4. Gray codes. Write a TOY program graycode.toy that reads in an integer n (between 1 and 15) from standard input and then prints out (i >> 1) ^ i to standard output for i = 2n - 1 through 0. The resulting sequence is called a Gray code of order n. See Exercise XYZ in Section 5.1.

The Visual X-TOY Simulator uses the LCD display to show standard output. It is instructive to watch the alternate standard output (the tape punch card) and see the individual bits (8 per row).

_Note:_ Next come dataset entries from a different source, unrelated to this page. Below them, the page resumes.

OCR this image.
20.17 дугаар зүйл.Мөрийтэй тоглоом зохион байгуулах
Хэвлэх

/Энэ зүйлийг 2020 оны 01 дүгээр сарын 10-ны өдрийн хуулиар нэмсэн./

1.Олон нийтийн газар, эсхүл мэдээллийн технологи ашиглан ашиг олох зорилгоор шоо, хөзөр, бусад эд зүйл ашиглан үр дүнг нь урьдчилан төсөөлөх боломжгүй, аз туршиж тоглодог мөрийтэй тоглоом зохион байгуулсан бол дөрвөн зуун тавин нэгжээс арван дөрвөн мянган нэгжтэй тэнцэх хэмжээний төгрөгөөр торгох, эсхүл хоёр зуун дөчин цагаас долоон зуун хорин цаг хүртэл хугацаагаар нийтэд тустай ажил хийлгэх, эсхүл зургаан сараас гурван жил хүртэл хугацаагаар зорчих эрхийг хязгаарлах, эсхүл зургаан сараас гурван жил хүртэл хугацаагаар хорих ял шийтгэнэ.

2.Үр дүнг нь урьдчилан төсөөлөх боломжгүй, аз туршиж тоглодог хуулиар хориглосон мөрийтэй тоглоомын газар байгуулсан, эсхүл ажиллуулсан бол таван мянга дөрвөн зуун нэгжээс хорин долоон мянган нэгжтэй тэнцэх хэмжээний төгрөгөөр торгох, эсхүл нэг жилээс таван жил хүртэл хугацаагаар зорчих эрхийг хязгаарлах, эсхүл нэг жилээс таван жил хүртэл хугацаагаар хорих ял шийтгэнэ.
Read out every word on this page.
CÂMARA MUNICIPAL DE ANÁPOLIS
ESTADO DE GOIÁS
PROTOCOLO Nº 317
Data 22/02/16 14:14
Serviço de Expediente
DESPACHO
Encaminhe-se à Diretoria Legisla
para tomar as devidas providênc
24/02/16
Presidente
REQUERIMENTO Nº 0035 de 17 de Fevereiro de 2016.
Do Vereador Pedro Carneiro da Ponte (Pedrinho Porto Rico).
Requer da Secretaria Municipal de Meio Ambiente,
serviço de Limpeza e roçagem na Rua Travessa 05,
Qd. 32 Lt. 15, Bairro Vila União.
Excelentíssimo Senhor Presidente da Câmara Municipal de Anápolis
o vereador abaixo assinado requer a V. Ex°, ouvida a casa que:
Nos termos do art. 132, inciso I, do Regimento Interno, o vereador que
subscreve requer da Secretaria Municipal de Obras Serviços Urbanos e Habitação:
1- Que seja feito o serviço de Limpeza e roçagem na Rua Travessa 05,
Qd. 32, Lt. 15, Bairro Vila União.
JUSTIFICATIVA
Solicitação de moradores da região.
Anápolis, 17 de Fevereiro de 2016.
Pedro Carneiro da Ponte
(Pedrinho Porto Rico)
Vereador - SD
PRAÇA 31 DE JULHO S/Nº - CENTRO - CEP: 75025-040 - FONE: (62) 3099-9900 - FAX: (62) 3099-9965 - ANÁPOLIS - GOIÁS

5. Greatest common divisor. Write a program gcd.toy that reads in two integers from standard input and prints their greatest common divisor to standard output. Write a function that assumes that registers A and B contain two input integers, output the value in register C, and returns to the address stored in register F. You may use the following (inefficient) algorithm:

 while (b > 0) { if (b > a) swap a and b a = a - b } return a 
6. One-time pad. Implement a one-time pad in TOY to encrypt and decrypt 256 bit messages. Assume that the key is stored in memory location 30 - 3F and that the input consists of sixteen 16-bit integers.
7. Dot product. Compute the dot product of two arrays, which start at locations RA and RB and have length RC.
8. Axpy. Given a scalar a, a vector x, and a vector b, compute the vector ax + b.
9. Find the singleton number. Suppose that a sequence 2N+1 16-bit integers appears on standard input such that N integers appear exactly twice and one integer appears only once. Write a TOY program to find the singelton integer.

Hint: XOR all of the integers together.